BACKGROUND: D-serine, a selective full agonist at the glycine site of N-methyl-D-aspartate glutamate receptor, might presently be the compound of choice for counteracting the hypothesized dysfunction of this receptor class in schizophrenia. Studies performed with Taiwanese patients indicate that D-serine significantly improves schizophrenia symptoms when used as adjuvant to conventional neuroleptics but not to clozapine. We assessed the efficacy and safety of D-serine adjuvant treatment for Occidental schizophrenia patients treated with newer atypical antipsychotics. METHODS: Thirty-nine risperidone- or olanzapine-treated schizophrenia patients participated in a double-blind, placebo-controlled, 6-week crossover trial with 30 mg/kg/day D-serine added to their antipsychotic medication. Measures of clinical efficacy and side effects were determined biweekly throughout the study. Clinical laboratory parameters and amino acid serum levels were monitored. RESULTS: D-serine administration induced increased serine serum levels (p < .001) and resulted in significant (p < .001) improvements in negative, positive, cognitive, and depression symptoms, as measured by the Positive and Negative Syndrome Scale. For approximately one third of the sample, D-serine treatment resulted in significant (>20%) reductions in Brief Psychiatric Rating Scale total scores. D-serine was well tolerated, and no detrimental changes in clinical laboratory parameters were noted. CONCLUSIONS: These findings 1) indicate that risperidone and olanzapine efficacy might be augmented with D-serine adjuvant treatment; 2) confirm D-serine efficacy against main schizophrenia symptom domains; and 3) warrant the assessment of D-serine antipsychotic monotherapy for this illness.

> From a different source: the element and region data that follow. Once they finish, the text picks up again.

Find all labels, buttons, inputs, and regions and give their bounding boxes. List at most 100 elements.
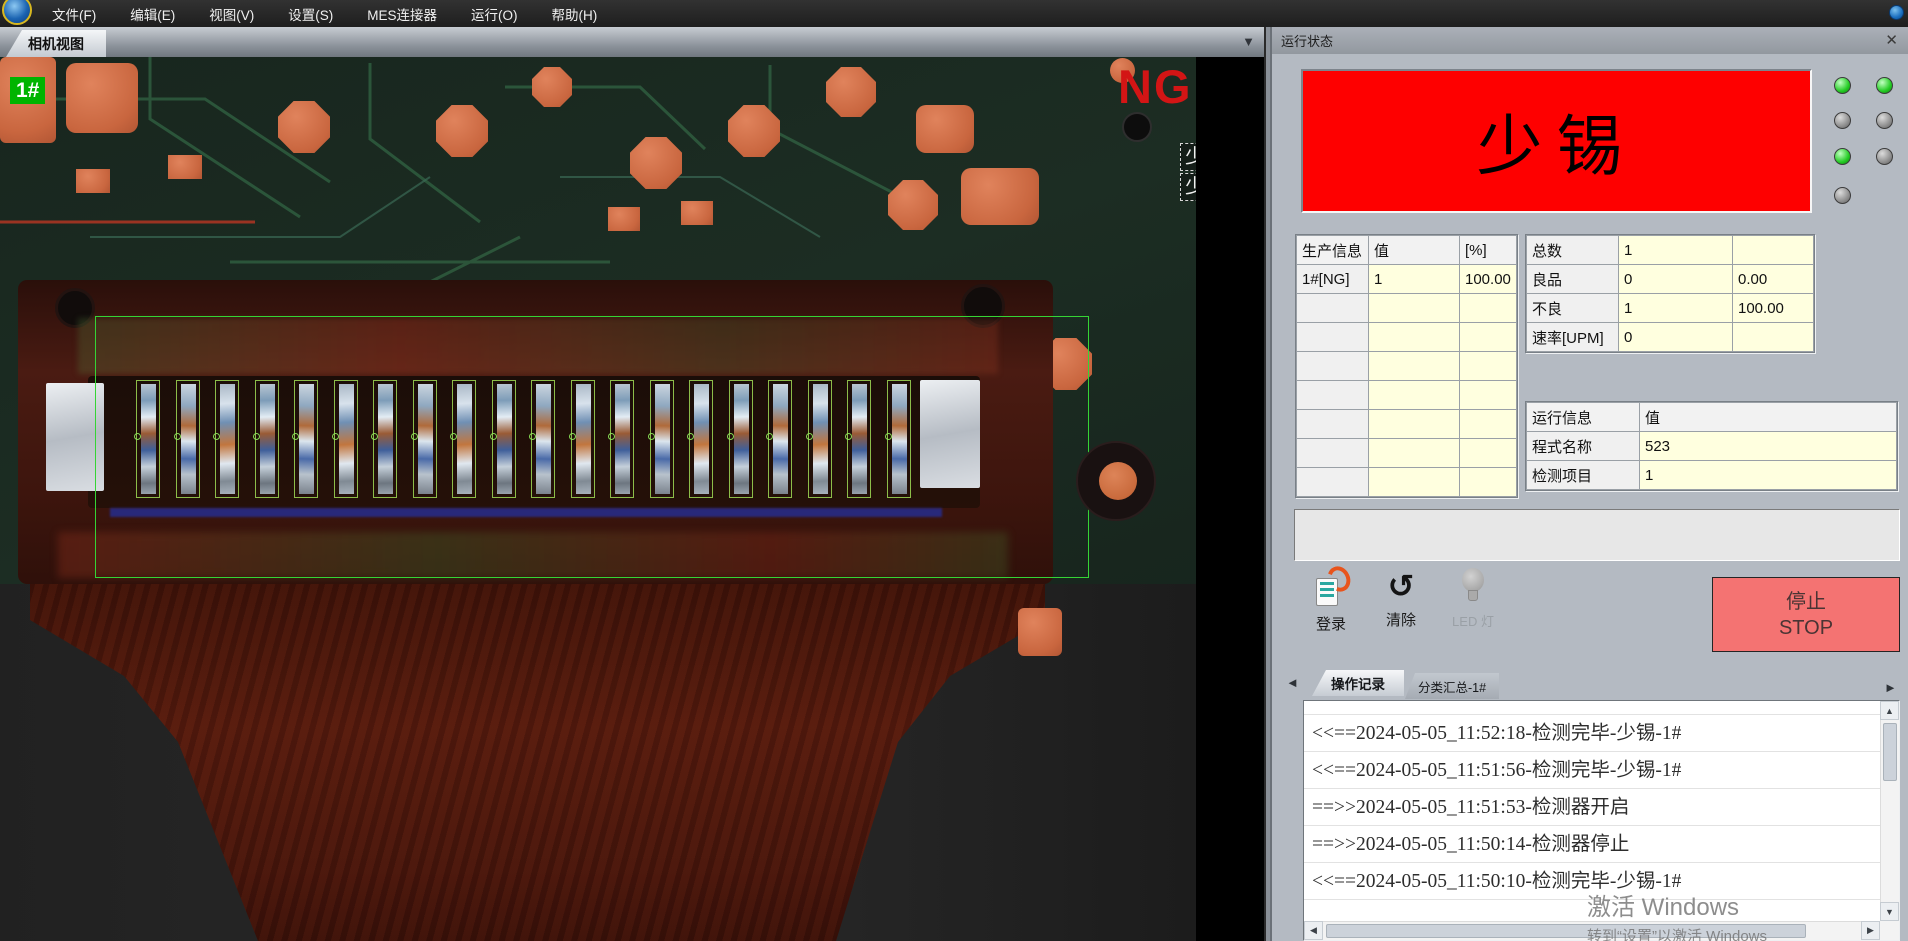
led-light-button[interactable]: LED 灯 bbox=[1444, 568, 1502, 644]
table-cell: 1 bbox=[1369, 265, 1460, 294]
horizontal-scrollbar[interactable]: ◀ ▶ bbox=[1304, 921, 1880, 940]
close-icon[interactable]: ✕ bbox=[1885, 31, 1898, 49]
copper-pad-octagon bbox=[826, 67, 876, 117]
table-row: 不良 1 100.00 bbox=[1527, 294, 1814, 323]
camera-tabstrip: 相机视图 ▼ bbox=[0, 27, 1271, 57]
board-via-ring bbox=[1076, 441, 1156, 521]
panel-splitter[interactable] bbox=[1264, 27, 1272, 941]
tray-notification-icon[interactable] bbox=[1889, 5, 1904, 20]
menu-run[interactable]: 运行(O) bbox=[471, 4, 518, 24]
table-header-cell: [%] bbox=[1460, 236, 1517, 265]
table-row: 速率[UPM] 0 bbox=[1527, 323, 1814, 352]
table-cell: 1#[NG] bbox=[1297, 265, 1369, 294]
tab-scroll-right-icon[interactable]: ► bbox=[1884, 680, 1897, 695]
table-row: 1#[NG] 1 100.00 bbox=[1297, 265, 1517, 294]
scroll-right-icon[interactable]: ▶ bbox=[1861, 921, 1880, 940]
bulb-icon bbox=[1460, 568, 1486, 606]
log-row-partial bbox=[1304, 701, 1880, 715]
tab-camera-view[interactable]: 相机视图 bbox=[6, 30, 106, 57]
stats-table: 总数 1 良品 0 0.00 不良 1 100.00 速率[UPM] 0 bbox=[1526, 235, 1814, 352]
camera-number-badge: 1# bbox=[10, 77, 45, 104]
menu-help[interactable]: 帮助(H) bbox=[552, 4, 598, 24]
panel-title-bar: 运行状态 ✕ bbox=[1272, 27, 1908, 54]
scroll-up-icon[interactable]: ▲ bbox=[1880, 701, 1899, 720]
scroll-down-icon[interactable]: ▼ bbox=[1880, 902, 1899, 921]
menu-file[interactable]: 文件(F) bbox=[52, 4, 96, 24]
vertical-scrollbar[interactable]: ▲ ▼ bbox=[1880, 701, 1899, 921]
run-info-table: 运行信息 值 程式名称 523 检测项目 1 bbox=[1526, 402, 1897, 490]
tab-operation-log[interactable]: 操作记录 bbox=[1312, 670, 1404, 696]
table-row bbox=[1297, 410, 1517, 439]
stop-button-label-cn: 停止 bbox=[1786, 589, 1826, 615]
log-row: <<==2024-05-05_11:51:56-检测完毕-少锡-1# bbox=[1304, 752, 1880, 789]
message-box bbox=[1294, 509, 1900, 561]
operation-log-box: <<==2024-05-05_11:52:18-检测完毕-少锡-1# <<==2… bbox=[1303, 700, 1900, 941]
table-header-cell: 运行信息 bbox=[1527, 403, 1640, 432]
table-cell: 总数 bbox=[1527, 236, 1619, 265]
copper-pad bbox=[66, 63, 138, 133]
menu-items: 文件(F) 编辑(E) 视图(V) 设置(S) MES连接器 运行(O) 帮助(… bbox=[0, 4, 597, 24]
horizontal-scroll-thumb[interactable] bbox=[1326, 924, 1806, 938]
table-cell: 检测项目 bbox=[1527, 461, 1640, 490]
table-row: 良品 0 0.00 bbox=[1527, 265, 1814, 294]
copper-pad-octagon bbox=[532, 67, 572, 107]
via-hole bbox=[1122, 112, 1152, 142]
table-cell: 良品 bbox=[1527, 265, 1619, 294]
defect-banner: 少锡 bbox=[1301, 69, 1812, 213]
menu-view[interactable]: 视图(V) bbox=[209, 4, 254, 24]
inspection-roi-rectangle bbox=[95, 316, 1089, 578]
menu-bar: 文件(F) 编辑(E) 视图(V) 设置(S) MES连接器 运行(O) 帮助(… bbox=[0, 0, 1908, 27]
defect-tag: 少锡 bbox=[1180, 173, 1196, 201]
menu-edit[interactable]: 编辑(E) bbox=[130, 4, 175, 24]
status-led bbox=[1876, 77, 1893, 94]
status-led bbox=[1834, 77, 1851, 94]
production-table: 生产信息 值 [%] 1#[NG] 1 100.00 bbox=[1296, 235, 1517, 497]
table-cell: 100.00 bbox=[1733, 294, 1814, 323]
menu-settings[interactable]: 设置(S) bbox=[288, 4, 333, 24]
table-cell bbox=[1297, 352, 1369, 381]
defect-tag-list: 少锡 少锡 bbox=[1180, 143, 1196, 203]
tab-scroll-left-icon[interactable]: ◄ bbox=[1286, 675, 1299, 690]
log-row: <<==2024-05-05_11:52:18-检测完毕-少锡-1# bbox=[1304, 715, 1880, 752]
table-cell bbox=[1297, 468, 1369, 497]
table-cell bbox=[1460, 381, 1517, 410]
copper-pad bbox=[76, 169, 110, 193]
table-row: 检测项目 1 bbox=[1527, 461, 1897, 490]
copper-pad bbox=[681, 201, 713, 225]
clear-button[interactable]: ↺ 清除 bbox=[1372, 568, 1430, 644]
table-cell bbox=[1297, 323, 1369, 352]
table-cell bbox=[1369, 468, 1460, 497]
table-cell bbox=[1733, 236, 1814, 265]
inspection-result-label: NG bbox=[1118, 63, 1193, 110]
table-cell: 1 bbox=[1640, 461, 1897, 490]
scroll-left-icon[interactable]: ◀ bbox=[1304, 921, 1323, 940]
table-cell: 1 bbox=[1619, 236, 1733, 265]
table-cell bbox=[1297, 294, 1369, 323]
vertical-scroll-thumb[interactable] bbox=[1883, 723, 1897, 781]
log-row: ==>>2024-05-05_11:50:14-检测器停止 bbox=[1304, 826, 1880, 863]
table-row bbox=[1297, 439, 1517, 468]
table-cell bbox=[1460, 294, 1517, 323]
defect-banner-text: 少锡 bbox=[1477, 93, 1637, 189]
table-cell bbox=[1733, 323, 1814, 352]
table-cell: 0 bbox=[1619, 323, 1733, 352]
camera-image: 1# NG 少锡 少锡 bbox=[0, 57, 1196, 941]
stop-button-label-en: STOP bbox=[1779, 615, 1833, 641]
table-cell bbox=[1369, 323, 1460, 352]
table-cell: 100.00 bbox=[1460, 265, 1517, 294]
table-row bbox=[1297, 468, 1517, 497]
table-cell bbox=[1460, 410, 1517, 439]
tab-classification-summary[interactable]: 分类汇总-1# bbox=[1405, 673, 1499, 699]
chevron-down-icon[interactable]: ▼ bbox=[1242, 34, 1255, 49]
stop-button[interactable]: 停止 STOP bbox=[1712, 577, 1900, 652]
menu-mes-connector[interactable]: MES连接器 bbox=[367, 4, 437, 24]
run-status-panel: 运行状态 ✕ 少锡 生产信息 值 [%] bbox=[1272, 27, 1908, 941]
table-row bbox=[1297, 294, 1517, 323]
table-cell bbox=[1297, 381, 1369, 410]
table-cell bbox=[1460, 468, 1517, 497]
login-button[interactable]: 登录 bbox=[1302, 568, 1360, 644]
table-cell: 程式名称 bbox=[1527, 432, 1640, 461]
status-led bbox=[1834, 112, 1851, 129]
table-cell bbox=[1369, 294, 1460, 323]
status-led bbox=[1834, 187, 1851, 204]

Placebo-controlled trial of lamotrigine added to conventional and atypical antipsychotics in schizophrenia.

BACKGROUND: Lamotrigine, a novel anticonvulsant drug having modulatory effects on glutamatergic neurotransmission, improves mood and cognition parameters in bipolar disorder. Recent studies suggest that when added to clozapine, lamotrigine treatment may result in significant positive symptoms reductions in schizophrenia. Similar effects were not observed in an open trial in which lamotrigine was used as adjuvant to nonclozapine antipsychotics. METHODS: Thirty-eight treatment-resistant schizophrenia inpatients receiving conventional and atypical antipsychotics enrolled in a 10-week, double-blind, placebo-controlled study, in which they were randomized in a 2:1 ratio to receive adjuvant treatment with lamotrigine, gradually titrated to a 400 mg/day dose, or placebo. Of these, 31 completed the trial. Measures of clinical efficacy and side effects were determined every other week. Serum levels of amino acids were assessed at the beginning and end of the study. RESULTS: In primary last observation carried forward analysis, no statistically significant between-group differences were observed; however, the completers' analyses revealed that lamotrigine treatment resulted in significant (p < or = .05) reductions in positive and general psychopathology symptoms, as measured by the Positive and Negative Syndrome Scale. No significant differences in lamotrigine effects were noted between conventional versus atypical antipsychotics. Lamotrigine treatment was well tolerated, and glutamate serum levels remained stable throughout the study. CONCLUSIONS: These preliminary findings 1) support the hypothesis that lamotrigine adjuvant treatment may improve positive symptoms and general psychopathology in schizophrenia, 2) suggest that beneficial effects may be achieved when lamotrigine is added to both conventional and atypical antipsychotics, and 3) warrant additional, larger scale trials.